Jorge Luis Borges once said, “I have always imagined that Paradise will be a kind of library.”


The sense of belongingness a reader derives from entering bookstores is intricately linked to the act of reading itself.


Many famous writers have explored this:

  • Marcel Proust had considered becoming a librarian early on in his career.

  • Virginia Woolf wrote about libraries as sacred spaces, vital centers for intellectual inquiry.

  • Sylvia Plath poetized the library as a sanctuary where one can find temporary respite from troubles.


Taking about libraries and bookstores… I’m no longer a fan.


A good portion of my reading life had been consumed by the thrill of acquiring paperbacks from the heart of bookstores.
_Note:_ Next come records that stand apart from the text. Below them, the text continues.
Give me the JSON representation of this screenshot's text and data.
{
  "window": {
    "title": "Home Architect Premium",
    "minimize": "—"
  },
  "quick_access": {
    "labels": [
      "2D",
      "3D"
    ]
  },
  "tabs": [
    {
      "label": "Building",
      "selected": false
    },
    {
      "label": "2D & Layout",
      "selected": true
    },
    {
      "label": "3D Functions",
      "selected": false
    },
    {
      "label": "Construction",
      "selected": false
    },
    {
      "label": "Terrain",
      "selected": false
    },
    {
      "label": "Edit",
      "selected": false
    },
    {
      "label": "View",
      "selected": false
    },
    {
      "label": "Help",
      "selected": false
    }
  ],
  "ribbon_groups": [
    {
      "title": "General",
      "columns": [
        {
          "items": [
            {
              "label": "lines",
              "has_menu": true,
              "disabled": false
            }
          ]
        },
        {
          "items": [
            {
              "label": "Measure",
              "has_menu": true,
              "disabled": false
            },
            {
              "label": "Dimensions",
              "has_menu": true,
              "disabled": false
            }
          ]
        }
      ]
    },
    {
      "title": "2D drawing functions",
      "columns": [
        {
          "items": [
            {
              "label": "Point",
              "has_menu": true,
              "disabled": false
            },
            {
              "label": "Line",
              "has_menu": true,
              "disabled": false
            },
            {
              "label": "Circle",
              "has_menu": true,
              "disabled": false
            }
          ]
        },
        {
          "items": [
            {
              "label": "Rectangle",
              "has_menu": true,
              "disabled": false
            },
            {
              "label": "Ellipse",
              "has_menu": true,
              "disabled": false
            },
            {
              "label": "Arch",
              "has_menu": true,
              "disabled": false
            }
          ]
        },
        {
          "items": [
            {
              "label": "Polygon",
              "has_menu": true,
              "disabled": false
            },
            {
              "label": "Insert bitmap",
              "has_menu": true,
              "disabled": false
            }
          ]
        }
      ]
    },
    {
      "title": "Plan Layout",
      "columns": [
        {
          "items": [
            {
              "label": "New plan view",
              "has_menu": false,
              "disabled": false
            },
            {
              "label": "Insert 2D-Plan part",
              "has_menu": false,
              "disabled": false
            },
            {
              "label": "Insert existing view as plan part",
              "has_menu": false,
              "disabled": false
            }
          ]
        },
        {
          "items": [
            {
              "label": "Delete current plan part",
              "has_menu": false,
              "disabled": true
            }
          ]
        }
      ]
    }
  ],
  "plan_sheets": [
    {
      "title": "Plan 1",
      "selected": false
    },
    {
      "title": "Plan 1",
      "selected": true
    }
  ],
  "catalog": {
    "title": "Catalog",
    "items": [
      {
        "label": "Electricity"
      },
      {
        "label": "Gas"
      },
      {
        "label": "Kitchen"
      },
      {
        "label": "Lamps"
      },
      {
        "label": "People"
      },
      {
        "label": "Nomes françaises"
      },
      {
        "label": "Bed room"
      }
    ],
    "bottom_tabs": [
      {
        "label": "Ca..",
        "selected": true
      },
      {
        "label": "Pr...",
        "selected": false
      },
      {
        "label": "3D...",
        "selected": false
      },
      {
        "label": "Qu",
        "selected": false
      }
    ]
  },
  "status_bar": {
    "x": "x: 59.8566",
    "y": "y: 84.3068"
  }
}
I found myself compulsively drawn to books that I didn’t possess. With each bookstore visit, I couldn’t resist the urge to lose myself in the stacks. Pulling out book after book. Skimming through the pages, only for a whiff of what lay ahead.


These visits always ended up with me walking away with a book or two under my arm. Books that I always figured I HAD to read, but as it turned out, I didn’t.


Years passed this way and I accumulated more than 500 books over a span of 10 years.


a bookstore in Mumbai


a bookstore in Mumbai


a bookstore in Mumbai


The intensity of this compulsion had (inevitably) drained the joy of bookstore visits, rendering them hollow and uninspiring. Mostly because a part of me knew that I was neglecting what I had been building up, on my own, for years and years: my home library with over 700 books.


I’ve read maybe 350-400 books out of those. But the rest remain unread, as though frozen in time and place. 


For years, I looked elsewhere, outside of myself, for a library to feel like paradise, a sanctuary, a haven. Not realizing that I had one of my own. One that’s private, fully equipped, and perfectly aligned with what I want to read.


Book by book is how I want to now reclaim my love for reading, which seems only fitting. Not that my love for reading, in the past, steered me in any wrong direction.


But I have reached a point where I don’t know anymore where and how to draw the line. How to arrive at that unfrozen state where my passion for books and reading aligns.


Taking a step back might help me figure it out.